Xi Jinping has proclaimed that China has both the intent and the capability to reshape the international order. Yet much of what passes for Chinese global leadership to date is simply the pursuit of China’s own narrow interests. He has yet to demonstrate the key attributes of true global leadership: the willingness to align and in some cases subordinate Beijing’s immediate interests to the greater global good, and the ability to forge a significant agreement around a global challenge. Where Mr. Xi has claimed leadership—on climate change and globalization, for example—the reality of what China has delivered has fallen far short of the promise.

There is little indication that the rest of the world desires a Chinese-led global order. Polls in countries throughout China’s Asia Pacific neighborhood indicate little confidence in Mr. Xi’s leadership. And fault lines are emerging within China over the appropriate role for the country on the global stage. Though Mr. Xi has used ever more ambitious rhetoric during his tenure, noting last October at the 19th Party Congress, for example, that China has “stood up, grown rich, and become strong,” others resist such language. As an attendee last week at a major foreign policy conference in Beijing, I heard some Chinese officials call for more assertive Chinese leadership, but others suggest that the country has been too ambitious and aggressive and is losing international support as a result.

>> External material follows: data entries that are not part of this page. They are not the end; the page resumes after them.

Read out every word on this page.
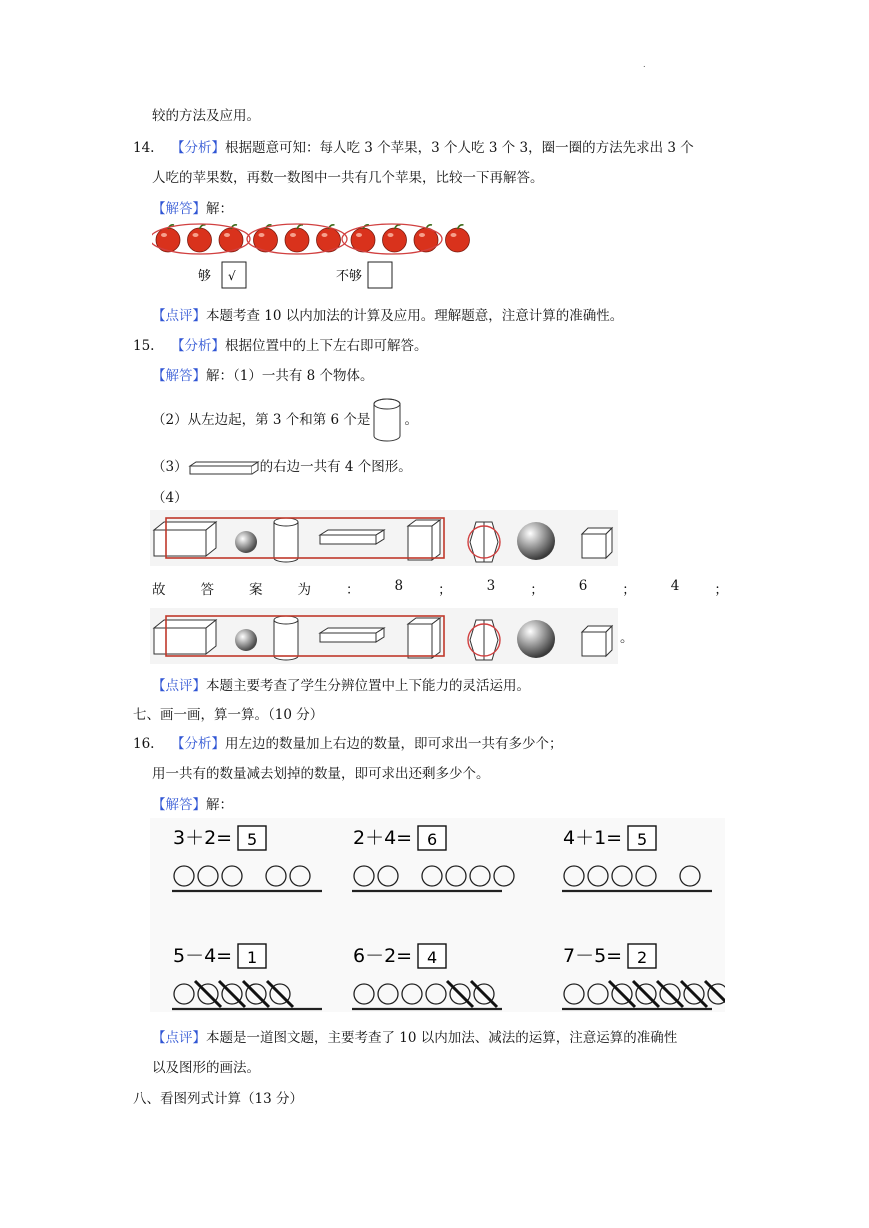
.
较的方法及应用。
14. 【分析】根据题意可知：每人吃 3 个苹果，3 个人吃 3 个 3，圈一圈的方法先求出 3 个
人吃的苹果数，再数一数图中一共有几个苹果，比较一下再解答。
【解答】解：
够 √	不够
【点评】本题考查 10 以内加法的计算及应用。理解题意，注意计算的准确性。
15. 【分析】根据位置中的上下左右即可解答。
【解答】解：（1）一共有 8 个物体。
（2）从左边起，第 3 个和第 6 个是	。
（3）	的右边一共有 4 个图形。
（4）
故	答	案	为	：	8	；	3	；	6	；	4	；
。
【点评】本题主要考查了学生分辨位置中上下能力的灵活运用。
七、画一画，算一算。（10 分）
16. 【分析】用左边的数量加上右边的数量，即可求出一共有多少个；
用一共有的数量减去划掉的数量，即可求出还剩多少个。
【解答】解：
3＋2= 5	2＋4= 6	4＋1= 5
5－4= 1	6－2= 4	7－5= 2
【点评】本题是一道图文题，主要考查了 10 以内加法、减法的运算，注意运算的准确性
以及图形的画法。
八、看图列式计算（13 分）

Yet this emerging debate within China may have little impact. As President Donald Trump raises doubts about the U.S. commitment to global leadership—withdrawing from an ever-increasing number of international agreements and multilateral arrangements—there may be no other choice. Only Xi Jinping appears willing and able to grab the mantle of leadership from a retreating United States. In President Trump’s cultivation of an “America First” agenda, he may well be planting the seeds for a “China First” world.